I think there is a wide potential for collective intelligence for public collectivity/community because it allows for collaboration between levels of expertise. As mentioned by Roxane, there are other initiatives in which skill sharing is allowed. A diverse discipline that comes to mind is citizens’ science. Citizen science is a collaborative process where volunteers work with professional scientists to study real world problems. Different types of citizen science projects include action projects, where citizens intervene in community concerns, conservation projects that support natural resources management, investigation projects where data is collected to advance scientific goals, technology-mediated virtual projects, projects that support educational outreach, and biodiversity curation projects.

This model has also been taken by artists such as Beatriz Da Costa and Kavita Phillip, who use “Tactical biopolitics” as “a creative terminological misappropriation”, drawing inspiration from “the assembly of resistant cultural practices referred to as tactical media, and the intellectual ferment around the history of biopolitics”. This intersection traces creative practices from technoscience, art, and activism, to combines it with the history of biopolitics.

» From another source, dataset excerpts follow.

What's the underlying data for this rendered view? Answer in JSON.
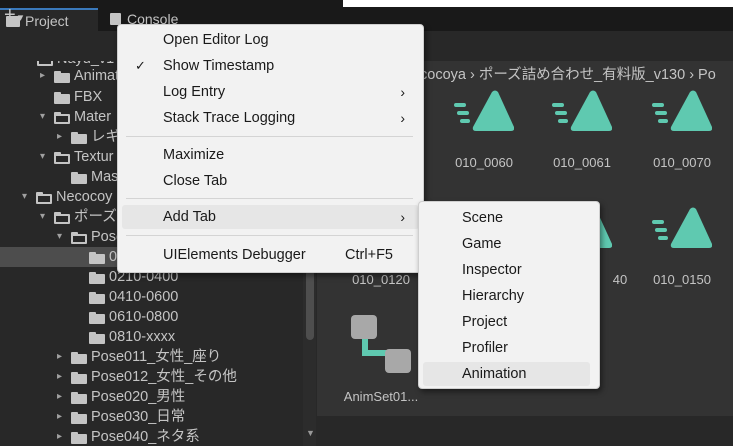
{
  "tabs": [
    {
      "label": "Project",
      "icon": "folder-icon"
    },
    {
      "label": "Console",
      "icon": "console-icon"
    }
  ],
  "toolbar": {
    "add_label": "+",
    "add_dropdown": "▾"
  },
  "breadcrumb": "cocoya › ポーズ詰め合わせ_有料版_v130 › Po",
  "tree": {
    "rows": [
      {
        "label": "Nayu_v1",
        "arrow": "▾",
        "open": true
      },
      {
        "label": "Animat",
        "arrow": "▸",
        "open": false
      },
      {
        "label": "FBX",
        "arrow": "",
        "open": false
      },
      {
        "label": "Mater",
        "arrow": "▾",
        "open": true
      },
      {
        "label": "レギ",
        "arrow": "▸",
        "open": false
      },
      {
        "label": "Textur",
        "arrow": "▾",
        "open": true
      },
      {
        "label": "Mas",
        "arrow": "",
        "open": false
      },
      {
        "label": "Necocoy",
        "arrow": "▾",
        "open": true
      },
      {
        "label": "ポーズ詰",
        "arrow": "▾",
        "open": true
      },
      {
        "label": "Pose",
        "arrow": "▾",
        "open": true
      },
      {
        "label": "0",
        "arrow": "",
        "open": false
      },
      {
        "label": "0210-0400",
        "arrow": "",
        "open": false
      },
      {
        "label": "0410-0600",
        "arrow": "",
        "open": false
      },
      {
        "label": "0610-0800",
        "arrow": "",
        "open": false
      },
      {
        "label": "0810-xxxx",
        "arrow": "",
        "open": false
      },
      {
        "label": "Pose011_女性_座り",
        "arrow": "▸",
        "open": false
      },
      {
        "label": "Pose012_女性_その他",
        "arrow": "▸",
        "open": false
      },
      {
        "label": "Pose020_男性",
        "arrow": "▸",
        "open": false
      },
      {
        "label": "Pose030_日常",
        "arrow": "▸",
        "open": false
      },
      {
        "label": "Pose040_ネタ系",
        "arrow": "▸",
        "open": false
      }
    ]
  },
  "assets": [
    {
      "label": "010_0060",
      "icon": "animation-clip-icon"
    },
    {
      "label": "010_0061",
      "icon": "animation-clip-icon"
    },
    {
      "label": "010_0070",
      "icon": "animation-clip-icon"
    },
    {
      "label": "010_0120",
      "icon": "animation-clip-icon"
    },
    {
      "label": "40",
      "icon": "animation-clip-icon"
    },
    {
      "label": "010_0150",
      "icon": "animation-clip-icon"
    },
    {
      "label": "AnimSet01...",
      "icon": "animator-controller-icon"
    }
  ],
  "context_menu": {
    "items": [
      {
        "label": "Open Editor Log"
      },
      {
        "label": "Show Timestamp",
        "checked": "✓"
      },
      {
        "label": "Log Entry",
        "submenu": "›"
      },
      {
        "label": "Stack Trace Logging",
        "submenu": "›"
      },
      {
        "label": "Maximize"
      },
      {
        "label": "Close Tab"
      },
      {
        "label": "Add Tab",
        "submenu": "›"
      },
      {
        "label": "UIElements Debugger",
        "shortcut": "Ctrl+F5"
      }
    ]
  },
  "add_tab_submenu": {
    "items": [
      {
        "label": "Scene"
      },
      {
        "label": "Game"
      },
      {
        "label": "Inspector"
      },
      {
        "label": "Hierarchy"
      },
      {
        "label": "Project"
      },
      {
        "label": "Profiler"
      },
      {
        "label": "Animation"
      }
    ]
  },
  "colors": {
    "clip_accent": "#5fc9b0",
    "menu_bg": "#f2f2f2",
    "highlight": "#e6e6e6",
    "selected_row": "#4d4d4d",
    "tab_underline": "#3a79bb"
  }
}
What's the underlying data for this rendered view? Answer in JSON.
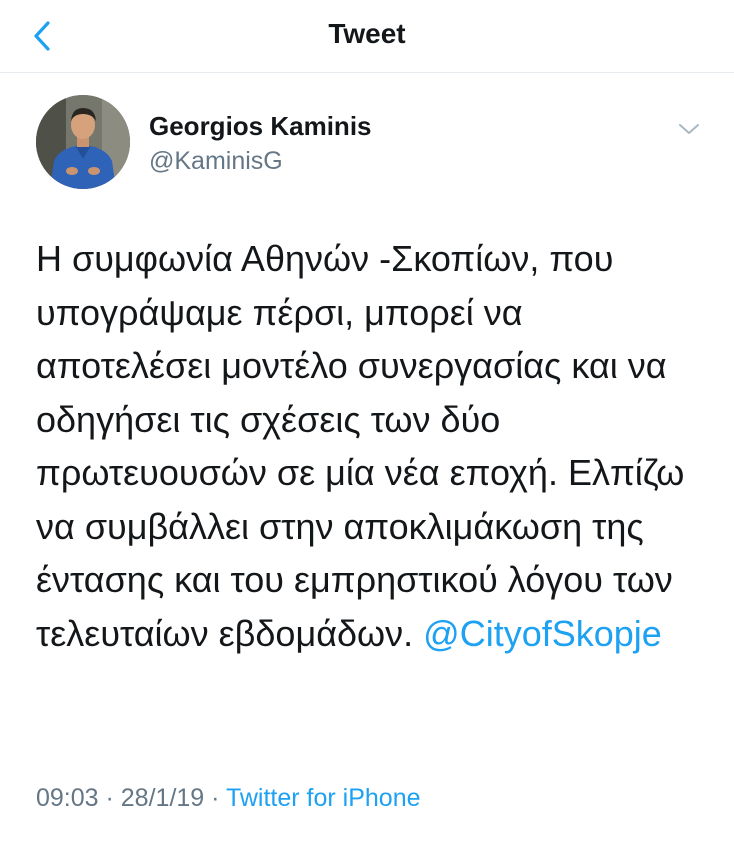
{
  "header": {
    "title": "Tweet",
    "back_icon": "chevron-left-icon"
  },
  "colors": {
    "accent": "#1da1f2",
    "text": "#14171a",
    "secondary": "#657786",
    "divider": "#e6ecf0"
  },
  "author": {
    "name": "Georgios Kaminis",
    "handle": "@KaminisG",
    "menu_icon": "chevron-down-icon"
  },
  "tweet": {
    "text": "Η συμφωνία Αθηνών -Σκοπίων, που υπογράψαμε πέρσι, μπορεί να αποτελέσει μοντέλο συνεργασίας και να οδηγήσει τις σχέσεις των δύο πρωτευουσών σε μία νέα εποχή. Ελπίζω να συμβάλλει στην αποκλιμάκωση της έντασης και του εμπρηστικού λόγου των τελευταίων εβδομάδων. ",
    "mention": "@CityofSkopje"
  },
  "meta": {
    "time": "09:03",
    "separator1": " · ",
    "date": "28/1/19",
    "separator2": " · ",
    "source": "Twitter for iPhone"
  }
}
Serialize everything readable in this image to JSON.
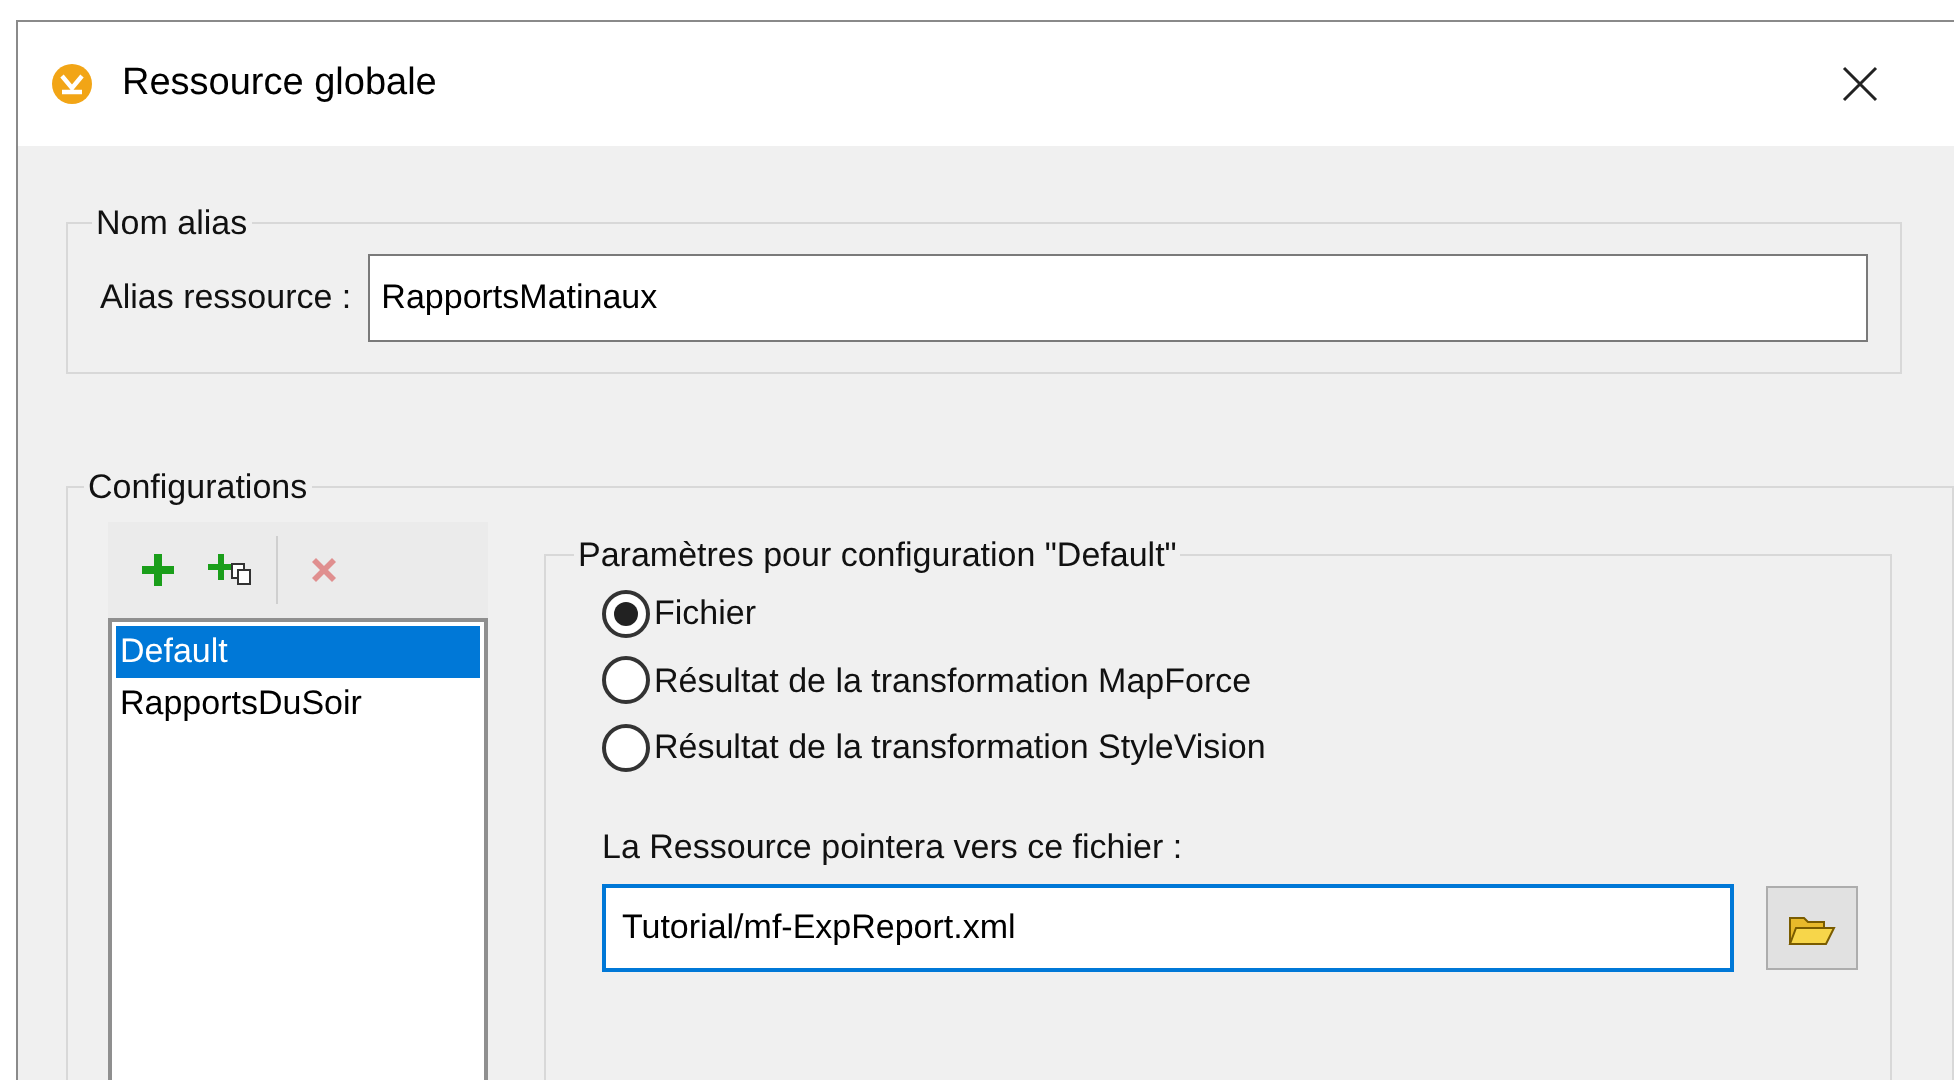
{
  "window": {
    "title": "Ressource globale"
  },
  "alias_group": {
    "title": "Nom alias",
    "label": "Alias ressource :",
    "value": "RapportsMatinaux"
  },
  "configurations": {
    "title": "Configurations",
    "toolbar": [
      {
        "kind": "add",
        "disabled": false
      },
      {
        "kind": "copy",
        "disabled": false
      },
      {
        "kind": "delete",
        "disabled": true
      }
    ],
    "items": [
      {
        "label": "Default",
        "selected": true
      },
      {
        "label": "RapportsDuSoir",
        "selected": false
      }
    ],
    "settings": {
      "title": "Paramètres pour configuration \"Default\"",
      "options": [
        {
          "label": "Fichier",
          "selected": true
        },
        {
          "label": "Résultat de la transformation MapForce",
          "selected": false
        },
        {
          "label": "Résultat de la transformation StyleVision",
          "selected": false
        }
      ],
      "file_label": "La Ressource pointera vers ce fichier :",
      "file_value": "Tutorial/mf-ExpReport.xml"
    }
  }
}
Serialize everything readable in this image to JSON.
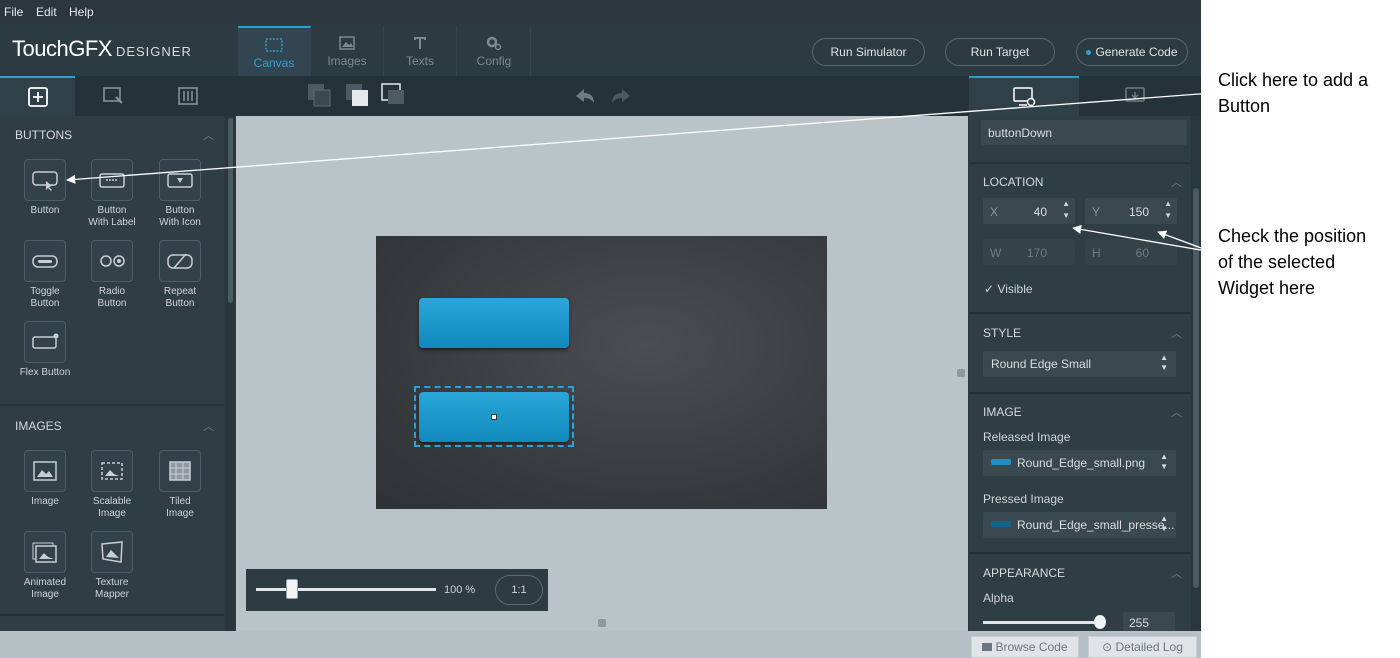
{
  "menu": {
    "file": "File",
    "edit": "Edit",
    "help": "Help"
  },
  "logo": {
    "main": "TouchGFX",
    "sub": "DESIGNER"
  },
  "tabs": {
    "canvas": "Canvas",
    "images": "Images",
    "texts": "Texts",
    "config": "Config"
  },
  "actions": {
    "run_simulator": "Run Simulator",
    "run_target": "Run Target",
    "generate_code": "Generate Code"
  },
  "left": {
    "buttons_title": "BUTTONS",
    "buttons": [
      {
        "l1": "Button",
        "l2": ""
      },
      {
        "l1": "Button",
        "l2": "With Label"
      },
      {
        "l1": "Button",
        "l2": "With Icon"
      },
      {
        "l1": "Toggle",
        "l2": "Button"
      },
      {
        "l1": "Radio",
        "l2": "Button"
      },
      {
        "l1": "Repeat",
        "l2": "Button"
      },
      {
        "l1": "Flex Button",
        "l2": ""
      }
    ],
    "images_title": "IMAGES",
    "images": [
      {
        "l1": "Image",
        "l2": ""
      },
      {
        "l1": "Scalable",
        "l2": "Image"
      },
      {
        "l1": "Tiled",
        "l2": "Image"
      },
      {
        "l1": "Animated",
        "l2": "Image"
      },
      {
        "l1": "Texture",
        "l2": "Mapper"
      }
    ]
  },
  "zoom": {
    "percent": "100 %",
    "ratio": "1:1",
    "level": 0.2
  },
  "status": {
    "browse": "Browse Code",
    "log": "Detailed Log"
  },
  "props": {
    "name": "buttonDown",
    "location_title": "LOCATION",
    "x_label": "X",
    "x": "40",
    "y_label": "Y",
    "y": "150",
    "w_label": "W",
    "w": "170",
    "h_label": "H",
    "h": "60",
    "visible": "Visible",
    "style_title": "STYLE",
    "style": "Round Edge Small",
    "image_title": "IMAGE",
    "released_label": "Released Image",
    "released": "Round_Edge_small.png",
    "pressed_label": "Pressed Image",
    "pressed": "Round_Edge_small_presse...",
    "appearance_title": "APPEARANCE",
    "alpha_label": "Alpha",
    "alpha": "255"
  },
  "annotations": {
    "a1_l1": "Click here to add a",
    "a1_l2": "Button",
    "a2_l1": "Check the position",
    "a2_l2": "of the selected",
    "a2_l3": "Widget here"
  }
}
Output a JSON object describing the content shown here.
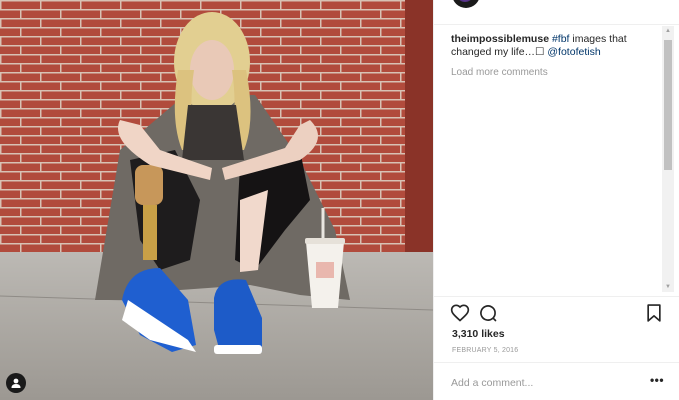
{
  "post": {
    "image_alt": "Woman with blonde hair and a prosthetic leg sitting against a red brick wall with a soda cup"
  },
  "caption": {
    "username": "theimpossiblemuse",
    "hashtag": "#fbf",
    "text": " images that changed my life…",
    "emoji": "☐",
    "mention": "@fotofetish"
  },
  "comments": {
    "load_more_label": "Load more comments"
  },
  "stats": {
    "likes": "3,310 likes",
    "date": "FEBRUARY 5, 2016"
  },
  "comment_input": {
    "placeholder": "Add a comment..."
  },
  "menu": {
    "more_label": "•••"
  },
  "icons": {
    "like": "heart-icon",
    "comment": "comment-bubble-icon",
    "save": "bookmark-icon",
    "user_tag": "user-tag-icon",
    "more": "more-options-icon"
  },
  "colors": {
    "link": "#003569",
    "muted": "#999999",
    "text": "#262626",
    "brick": "#a54437"
  }
}
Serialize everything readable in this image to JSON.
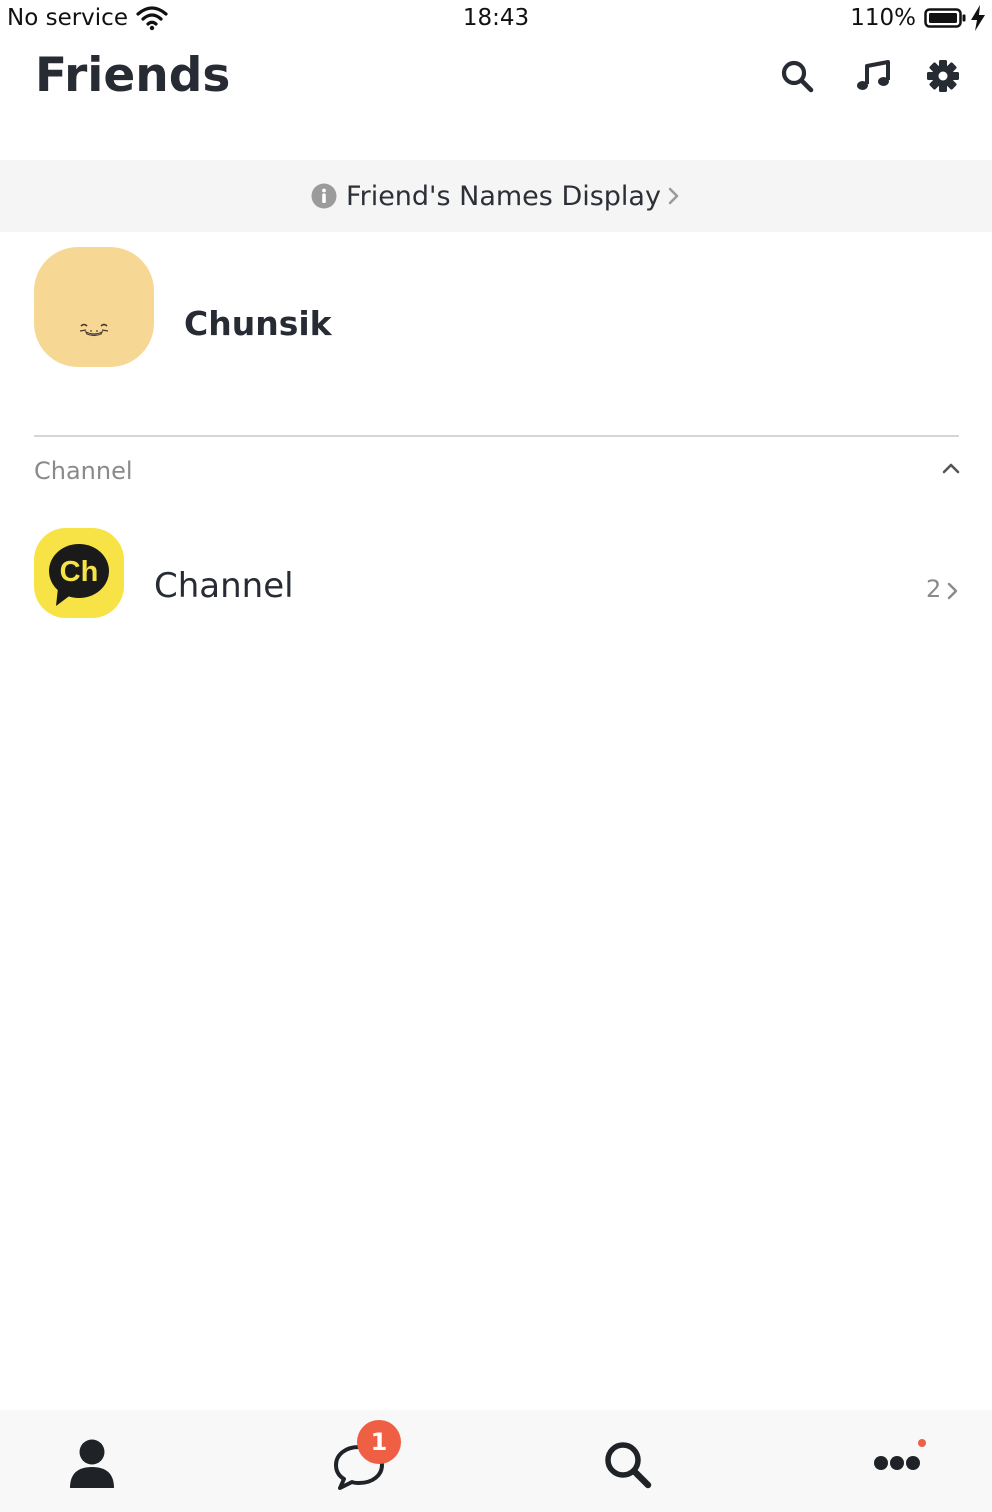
{
  "status_bar": {
    "carrier": "No service",
    "time": "18:43",
    "battery_percent": "110%"
  },
  "header": {
    "title": "Friends",
    "icons": [
      "search-icon",
      "music-note-icon",
      "gear-icon"
    ]
  },
  "banner": {
    "text": "Friend's Names Display"
  },
  "profile": {
    "name": "Chunsik"
  },
  "channel_section": {
    "title": "Channel",
    "item": {
      "name": "Channel",
      "avatar_text": "Ch",
      "count": "2"
    }
  },
  "tab_bar": {
    "tabs": [
      "friends",
      "chats",
      "search",
      "more"
    ],
    "chats_badge": "1"
  },
  "colors": {
    "avatar_bg": "#f6d794",
    "channel_bg": "#f7e345",
    "badge": "#ee5f44",
    "banner_bg": "#f5f5f5",
    "tab_bar_bg": "#f8f8f8"
  }
}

In their writings, Beatriz Da Costa and Kavita Phillip claim that the strongest possible aspect of tactical media is the “inter/un-disciplinary” exchanges among practitioners and theorists from various backgrounds. This attribute always privileges collaboration and coordination with larger strategy-based movements of resistance against hegemonic forces with inclusion and cooperation of the scientific community. They also refer to the notion of public amateurism as a task which a number of artists have undertaken in recent years which allows them to “rather than attempting to achieve expert status within the sciences, artists have ventured to find help in the realm of hobbyism and do-it-yourself home recipes for conducting scientific experiments” (Da Costa & Phillip 2010: 373).

Da Costa, Beatriz and Kavita Philip. 2008. Tactical biopolitics: Art, activism, and technoscience. Cambridge, Massachusetts: MIT Press.